Acknowledgements
This book has been written for the Austrian Science Fund Project V356-G19 “Oxford Theology at the University of Vienna, 1385–ca. 1420” conducted between 2014 and 2018 at the Austrian Institute for Historical Research of the University of Vienna. Most of my discoveries were possible only thanks to the knowledge preserved and taught at the Institute, especially to the critical approach to catalogues and manuscripts I learnt there. I thank the then-Institute Director, Thomas Winkelbauer for institutional support, Martin Scheutz and Margareth Lanzinger for their help sine qua non, and Gerhard Lindauer for books. I remain indebted to Thomas Prügl from the Institute of Theology at Vienna for his initial, yet decisive impulse, which lead me to open up commentaries on the Bible. My warmest thanks go the Editorial Board of Brill’s series “Commentaria” for embracing my enterprise, Marcella Mulder for assistance, and Claudia Rapp and the Foundation DDr. Franz-Josef Mayer-Gunthof of the Austrian Academy of Sciences for their support of the publication.
Between 2014 and 2018, I visited many libraries in Austria, at Vienna and in the countryside, and worked through more than 10,000 folios at the Austrian National Library. My investigation in this book relies on the latter. For it is the Austrian National Library that includes the collections of the Collegium ducale, the University of Vienna’s college, to which Henry of Langenstein, Henry Totting of Oyta, and Lambert of Geldern donated their biblical commentaries, immense pieces of the intellectual tradition of Europe—not just eastern or western Europe, but Europe as a whole.
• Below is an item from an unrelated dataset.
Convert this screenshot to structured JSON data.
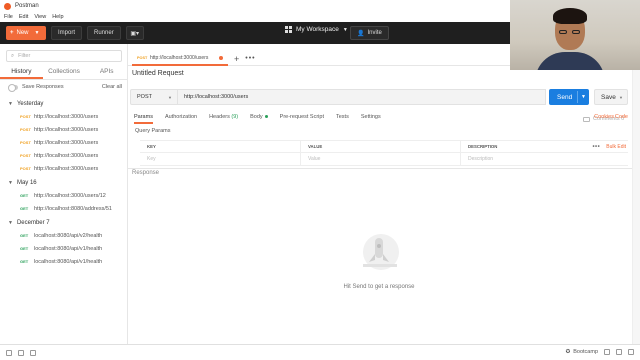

I have utterly enjoyed the power of human thought and the logic of intellectual community I sensed in this tradition. If it is ever possible to increase my beliefs in this regard, even more than before, I believe in rationality, argumentation, and freedom of choice, all things the medieval university institutionalized, debated, and generalized in society.
My gratefulness to Tamás Visi stands out. Tamás once taught me and others Hebrew at Budapest in challenging conditions, for free; and recently, he suggested to me to look further into Moshe Taku. Both moments proved most fruitful for this book. I would also like to express my gratitude to colleagues who have shared their knowledge of Jewish culture with me: Ursula Ragacs, Klaus Davidowicz, David I. Shyovicz, Dana Eichhorst, and my friend at Berlin, Annett Martini. I thank Tristan Sharp, Simona Vucu, Martin Roland, Michael Pölzl, and Klára Harrer for discussions at Toronto and Vienna, Harald Berger for his brilliant suggestions and encouragements, and Martin Dekarli for help and support over the years. I thank the Pontifical Institute of Medieval Studies for a splendid year. I remain indebted to Luke DeWeese, Stephen Pow, and Joshua Hey for having helped me to write in English. Finally, it is with a quiet gladness that I notice: I still have to thank, and for so much, György Geréby.
I could not have finished this book without the support of Christine Glaßner and my colleagues at the Department of Codicology and Palaeography of the Institute for Medieval Research at Vienna.
I could not have written this book without the friendship of Christoph Egger.